Note that any profits earned from spot trading may be subject to capital gains tax in your country of residence. Check with your local government to determine at what point your earnings will become taxable.
What to Consider When Selecting a Spot Trading Broker
- Markets – Ensure that your online broker provides access to the financial market you are interested in, such as forex pairs. Check that the firm also permits citizens from your country to spot trade. If you want to invest in a particular exchange market, such as the New York Stock Exchange, find a broker that facilitates access.
- Execution of spot orders – Choose a broker that offers instant executions as a delay of even a few seconds in processing your order can result in a loss.
- Trading volume – Opt for a platform with a high volume of buyers and sellers to increase liquidity.
- Brokerages with an international presence are more likely to have plenty of customers to sell or buy your assets.
- Market indicators – Market indicators plus signals and alerts will help you make informed decisions. Choose a platform that has market indicators that will support your trading strategy, and if you are a beginner, find a provider that has tutorials and explanations to better understand how these indicators work.
- Fees and charges – Each broker will have a minimum account deposit, minimum trade size, and a spot trading fee. Ensure that your broker has competitive pricing, plus a minimum deposit and volume that matches what you are willing to invest.
- Platforms – Many online brokers offer a variety of platforms including browser-based terminals and mobile apps. To ensure a stress-free trading experience, look out for platforms and apps with user-friendly interfaces, extensive features, and positive online reviews. Many platforms will also offer demo accounts which are a great way to develop your skills and get to grips with a platform before investing real money.

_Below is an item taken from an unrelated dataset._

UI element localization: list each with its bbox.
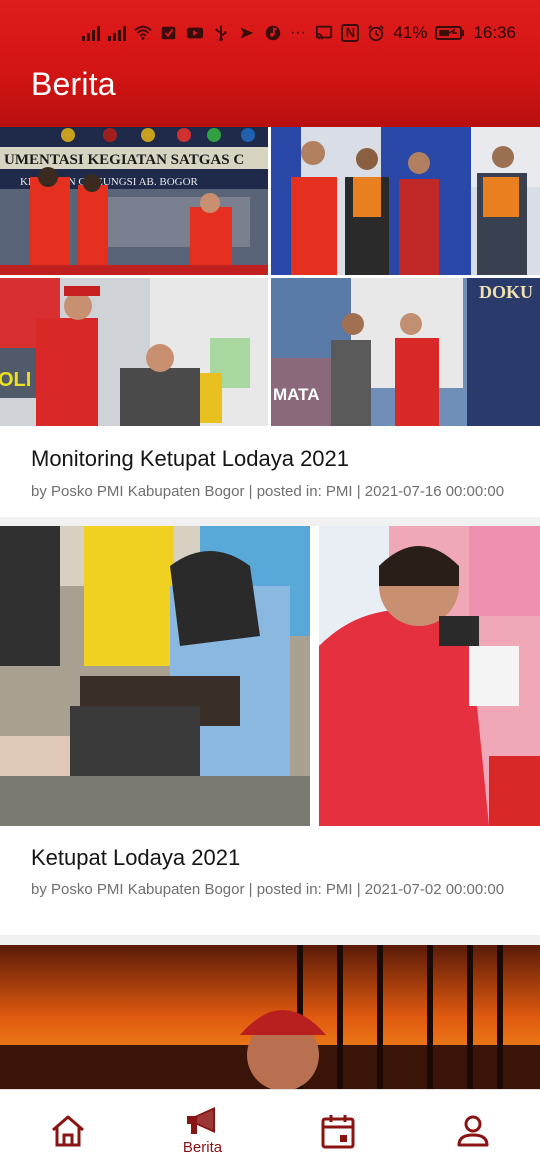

- Customer support – Customer service can be in the form of live chat, email, or telephone. Good customer support means that any problems that you have can be more easily resolved. Reading online reviews is a great way to assess the quality of a broker’s customer support.
- Regulation – A regulated company is more likely to be held accountable for any mistakes and will increase the security of your funds.
- Among the top regulators of day trading brokers are the Cyprus Securities & Exchange Commission (CySEC) and the UK (Financial Conduct Authority).
Final Word On Spot Trading
Whether you’re in Hong Kong, Delhi, India, Romania, Dubai or Abu Dhabi, spot trading is an attractive first step for many investors.In a bull market, it can help generate profits, and its simplicity means that transactions can be carried out quickly and easily.However, spot trading doesn’t necessarily lend itself to sophisticated bot strategies usually associated with futures or options contracts which may be limiting for more experienced investors.
If you want to understand more about spot trading cryptos, companies such as Binance, Coinbase and Kraken offer their own academy, tutorials and telegram channels that describe systems, techniques and patterns for dummies.Alternatively, see our list of the top spot trading brokers to get started.
What Is Spot Trading?
Is Spot Trading A Good Idea?
Spot trading is an easy concept to understand, which makes it an ideal starting point for beginners.
New investors can even keep a journal of their positions to avoid liquidation and make it easier for future reference. Furthermore, investing without leverage is arguably less risky as the most you will lose is your initial capital. However, in a bear market it can be hard to make a profit.
Is Spot Trading Halal?
This investment method is considered Halal and not Haram in Islam if the availability of delivery and payment are within the spot period. Consult your local religious leader for advice.
Where Can I Spot Trade Cryptocurrency?
What Is A Spot Trading Fee?
If you are spot energy trading in Dubai via an online broker, then you might need to pay fees and commissions to use their platform and services.